AC-SINDy: Compositional Sparse Identification of Nonlinear Dynamics

TL;DR

AC-SINDy introduces a structured, compositional approach to nonlinear dynamics identification that enhances scalability, robustness, and interpretability over traditional SINDy methods.

Contribution

It proposes a novel compositional framework using arithmetic circuits for sparse nonlinear dynamics identification, improving scalability and robustness.

Findings

Accurately recovers governing equations for nonlinear systems.

Scales more favorably than standard SINDy.

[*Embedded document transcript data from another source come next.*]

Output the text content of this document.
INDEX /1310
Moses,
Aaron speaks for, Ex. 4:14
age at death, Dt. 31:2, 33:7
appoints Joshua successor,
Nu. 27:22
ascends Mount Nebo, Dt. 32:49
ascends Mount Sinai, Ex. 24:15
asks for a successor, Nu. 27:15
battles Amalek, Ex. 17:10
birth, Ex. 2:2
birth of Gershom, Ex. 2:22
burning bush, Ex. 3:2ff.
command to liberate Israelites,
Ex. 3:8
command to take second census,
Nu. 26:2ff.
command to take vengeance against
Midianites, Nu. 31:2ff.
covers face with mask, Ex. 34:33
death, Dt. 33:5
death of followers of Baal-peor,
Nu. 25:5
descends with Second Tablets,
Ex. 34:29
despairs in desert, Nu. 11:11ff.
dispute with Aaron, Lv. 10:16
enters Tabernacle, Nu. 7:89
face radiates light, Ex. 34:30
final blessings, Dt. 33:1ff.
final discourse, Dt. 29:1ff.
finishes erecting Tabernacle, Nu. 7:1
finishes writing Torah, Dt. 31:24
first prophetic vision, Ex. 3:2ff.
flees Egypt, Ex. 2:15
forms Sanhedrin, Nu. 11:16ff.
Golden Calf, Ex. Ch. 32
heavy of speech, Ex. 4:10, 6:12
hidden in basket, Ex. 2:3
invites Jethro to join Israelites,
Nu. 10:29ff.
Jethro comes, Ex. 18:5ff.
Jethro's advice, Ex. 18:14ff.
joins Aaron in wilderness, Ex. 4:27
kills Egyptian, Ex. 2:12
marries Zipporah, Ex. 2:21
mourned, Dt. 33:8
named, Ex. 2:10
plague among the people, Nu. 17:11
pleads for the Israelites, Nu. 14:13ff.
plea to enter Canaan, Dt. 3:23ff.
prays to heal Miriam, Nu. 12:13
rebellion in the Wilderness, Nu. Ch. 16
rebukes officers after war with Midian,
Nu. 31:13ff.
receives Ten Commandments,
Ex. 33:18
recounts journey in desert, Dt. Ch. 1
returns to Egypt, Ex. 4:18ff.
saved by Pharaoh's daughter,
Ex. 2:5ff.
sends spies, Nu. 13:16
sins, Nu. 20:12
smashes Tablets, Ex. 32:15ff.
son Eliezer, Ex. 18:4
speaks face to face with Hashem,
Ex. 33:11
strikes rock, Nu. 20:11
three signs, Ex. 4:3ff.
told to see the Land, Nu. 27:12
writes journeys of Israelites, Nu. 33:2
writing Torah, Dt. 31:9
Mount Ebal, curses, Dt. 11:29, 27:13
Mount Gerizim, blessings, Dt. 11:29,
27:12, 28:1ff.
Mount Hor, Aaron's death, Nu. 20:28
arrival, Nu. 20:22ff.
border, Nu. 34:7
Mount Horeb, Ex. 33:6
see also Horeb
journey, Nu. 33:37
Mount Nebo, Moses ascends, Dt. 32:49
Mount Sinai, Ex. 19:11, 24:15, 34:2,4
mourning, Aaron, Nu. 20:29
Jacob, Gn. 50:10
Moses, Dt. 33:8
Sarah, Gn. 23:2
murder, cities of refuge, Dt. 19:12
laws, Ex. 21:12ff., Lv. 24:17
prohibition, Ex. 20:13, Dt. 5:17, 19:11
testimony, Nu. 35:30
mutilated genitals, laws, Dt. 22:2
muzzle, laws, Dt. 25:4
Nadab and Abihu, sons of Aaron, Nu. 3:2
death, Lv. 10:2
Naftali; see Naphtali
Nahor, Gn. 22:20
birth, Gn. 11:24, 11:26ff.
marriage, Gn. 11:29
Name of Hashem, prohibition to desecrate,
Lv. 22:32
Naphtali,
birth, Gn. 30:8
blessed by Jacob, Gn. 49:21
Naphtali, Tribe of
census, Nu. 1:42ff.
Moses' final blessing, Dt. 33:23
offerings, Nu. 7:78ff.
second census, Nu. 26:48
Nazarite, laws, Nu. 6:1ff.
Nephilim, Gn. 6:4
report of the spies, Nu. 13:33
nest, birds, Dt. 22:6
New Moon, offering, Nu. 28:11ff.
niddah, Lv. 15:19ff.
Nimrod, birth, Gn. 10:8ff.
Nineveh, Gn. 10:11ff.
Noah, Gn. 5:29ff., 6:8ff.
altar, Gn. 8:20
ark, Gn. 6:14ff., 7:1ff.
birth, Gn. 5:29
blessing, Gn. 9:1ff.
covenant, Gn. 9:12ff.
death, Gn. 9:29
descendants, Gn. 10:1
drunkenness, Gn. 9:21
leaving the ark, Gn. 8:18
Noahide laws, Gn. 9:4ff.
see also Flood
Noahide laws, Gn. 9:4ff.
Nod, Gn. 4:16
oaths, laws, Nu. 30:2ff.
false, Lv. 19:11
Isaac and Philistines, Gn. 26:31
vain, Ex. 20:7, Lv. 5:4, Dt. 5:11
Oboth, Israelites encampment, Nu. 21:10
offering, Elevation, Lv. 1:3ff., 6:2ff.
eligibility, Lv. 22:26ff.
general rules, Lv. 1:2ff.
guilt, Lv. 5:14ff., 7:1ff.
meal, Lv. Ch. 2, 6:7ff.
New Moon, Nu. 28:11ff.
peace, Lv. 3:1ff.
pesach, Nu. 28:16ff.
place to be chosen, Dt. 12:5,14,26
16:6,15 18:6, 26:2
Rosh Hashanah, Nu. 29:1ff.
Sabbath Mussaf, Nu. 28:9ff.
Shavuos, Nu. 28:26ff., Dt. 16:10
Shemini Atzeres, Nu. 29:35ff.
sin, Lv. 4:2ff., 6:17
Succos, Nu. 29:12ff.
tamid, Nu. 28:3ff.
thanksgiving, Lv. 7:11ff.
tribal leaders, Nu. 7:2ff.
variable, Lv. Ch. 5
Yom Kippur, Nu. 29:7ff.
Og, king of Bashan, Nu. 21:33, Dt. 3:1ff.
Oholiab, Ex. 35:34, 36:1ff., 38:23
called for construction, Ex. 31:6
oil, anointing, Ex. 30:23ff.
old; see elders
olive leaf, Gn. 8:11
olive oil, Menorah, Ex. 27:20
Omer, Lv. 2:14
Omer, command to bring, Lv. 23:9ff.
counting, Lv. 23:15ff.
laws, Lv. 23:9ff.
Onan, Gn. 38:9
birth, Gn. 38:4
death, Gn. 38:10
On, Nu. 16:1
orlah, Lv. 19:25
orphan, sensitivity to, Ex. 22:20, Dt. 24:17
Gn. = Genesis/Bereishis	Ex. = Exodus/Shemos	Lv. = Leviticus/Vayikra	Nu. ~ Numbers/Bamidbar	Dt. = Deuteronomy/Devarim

Enhances robustness to noise while maintaining interpretability.

Abstract

We present AC-SINDy, a compositional extension of the Sparse Identification of Nonlinear Dynamics (SINDy) framework that replaces explicit feature libraries with a structured representation based on arithmetic circuits. Rather than enumerating candidate basis functions, the proposed approach constructs nonlinear features through compositions of linear functions and multiplicative interactions, yielding a compact and scalable parameterization and enabling sparsity to be enforced directly over the computational graph. We also introduce a formulation that separates state estimation from dynamics identification by combining latent state inference with shared dynamics and multi-step supervision, improving robustness to noise while preserving interpretability. Experiments on nonlinear and chaotic systems demonstrate that the method recovers accurate and interpretable governing equations while scaling more favorably than standard SINDy.